“Your Kingdom Come & Your Will Be Done”
Reflecting on the “Lord’s Prayer,” Anne Kiemel wrote, “I cannot say Thy kingdom come, if I am unwilling to give up my own sovereignty and accept the righteous reign of God. I cannot say Thy will be done, if I am unwilling or resentful of having it in my life. I cannot say on earth as it is in heaven, unless I am truly ready to give myself to God’s service here and now.”
To ask for God’s kingdom to come and God’s will to be done is to ask for God’s ways to be lived out in our lives. Lisa Lewolt suggests that “to pray Thy kingdom come means to invite God’s will into the world and to be open to what God wants for your life.”
Actually, this request in the “Lord’s Prayer” is summed up well in the first three steps of the Twelve Step Program: “We admitted that we were powerless over alcohol (or to whatever it is that applies to me or to you)—that our lives had become unmanageable. We came to believe that a Power greater than ourselves could restore us to sanity. We made a decision to turn our will and our lives over to the care of God.”

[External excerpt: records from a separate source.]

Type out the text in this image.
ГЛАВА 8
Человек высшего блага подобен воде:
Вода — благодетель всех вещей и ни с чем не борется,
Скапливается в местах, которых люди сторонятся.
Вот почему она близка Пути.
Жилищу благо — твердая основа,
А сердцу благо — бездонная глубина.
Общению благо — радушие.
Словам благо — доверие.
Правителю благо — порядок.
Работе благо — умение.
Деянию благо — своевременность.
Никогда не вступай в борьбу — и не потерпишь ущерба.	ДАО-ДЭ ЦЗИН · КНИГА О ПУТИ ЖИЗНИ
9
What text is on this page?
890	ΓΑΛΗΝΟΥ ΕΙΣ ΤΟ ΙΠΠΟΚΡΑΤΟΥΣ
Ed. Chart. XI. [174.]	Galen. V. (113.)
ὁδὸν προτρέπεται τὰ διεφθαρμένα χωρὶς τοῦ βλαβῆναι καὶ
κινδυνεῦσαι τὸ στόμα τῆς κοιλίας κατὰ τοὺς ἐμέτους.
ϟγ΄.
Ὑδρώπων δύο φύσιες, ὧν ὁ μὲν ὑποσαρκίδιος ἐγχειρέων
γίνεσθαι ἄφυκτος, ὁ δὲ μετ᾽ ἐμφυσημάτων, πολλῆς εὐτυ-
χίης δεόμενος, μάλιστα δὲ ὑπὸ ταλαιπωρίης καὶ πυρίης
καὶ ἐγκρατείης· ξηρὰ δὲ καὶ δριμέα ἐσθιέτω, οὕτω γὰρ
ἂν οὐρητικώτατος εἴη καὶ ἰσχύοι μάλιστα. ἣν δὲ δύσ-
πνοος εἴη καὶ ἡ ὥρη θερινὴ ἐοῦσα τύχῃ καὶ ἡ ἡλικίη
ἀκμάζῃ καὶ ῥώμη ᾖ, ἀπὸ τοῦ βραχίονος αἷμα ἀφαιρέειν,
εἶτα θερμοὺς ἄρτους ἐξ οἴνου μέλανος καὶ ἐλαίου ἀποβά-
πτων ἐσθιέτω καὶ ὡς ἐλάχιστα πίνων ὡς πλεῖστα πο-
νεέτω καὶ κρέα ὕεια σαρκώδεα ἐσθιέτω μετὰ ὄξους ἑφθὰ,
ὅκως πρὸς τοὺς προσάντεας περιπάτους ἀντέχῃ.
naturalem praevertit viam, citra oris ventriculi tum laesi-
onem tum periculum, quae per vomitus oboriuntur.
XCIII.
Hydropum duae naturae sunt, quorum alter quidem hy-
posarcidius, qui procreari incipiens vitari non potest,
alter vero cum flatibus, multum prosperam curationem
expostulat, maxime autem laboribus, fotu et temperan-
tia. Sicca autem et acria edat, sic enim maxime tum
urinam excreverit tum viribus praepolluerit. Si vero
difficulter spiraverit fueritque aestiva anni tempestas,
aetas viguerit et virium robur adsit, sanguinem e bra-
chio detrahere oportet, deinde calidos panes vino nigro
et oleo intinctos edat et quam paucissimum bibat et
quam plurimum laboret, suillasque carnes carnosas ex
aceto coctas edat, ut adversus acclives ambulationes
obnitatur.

When we ask for God’s kingdom to come and his will to be done, we acknowledge that God knows how to run this world better than we do, and he knows how to run our lives better than we do. When we ask for God’s kingdom to come and his will to be done, we ask God to take the lead, and we commit ourselves to following his lead. When we ask for God’s kingdom to come and his will to be done, we believe that God’s lead in our lives will restore us to sanity and will lead us to deepest joy and peace and contentment.
David Roper writes, “I read a story about a pastor of a small, rural church in Scotland. He had been forced out by his elders, who claimed they saw no fruit from his ministry…. During the time the pastor served, there had been no conversions and no baptisms. But he did recall one positive response to his preaching. When the offering plate was passed during a service, a young boy placed the plate on the floor, stood up, and stepped into it. When asked to explain, he replied that he had been deeply touched by the minister’s life, and while he had no money to give, he wanted to give himself wholly to God.”
That is, in essence, what we are doing when we pray, “Thy kingdom come, Thy will be done on earth as it is in heaven.” It is as if we are stepping into the offering plate and declaring, “I give myself to God. It is as if we are saying to God, “Take the lead in my life, and do with me and through me what you choose to do.”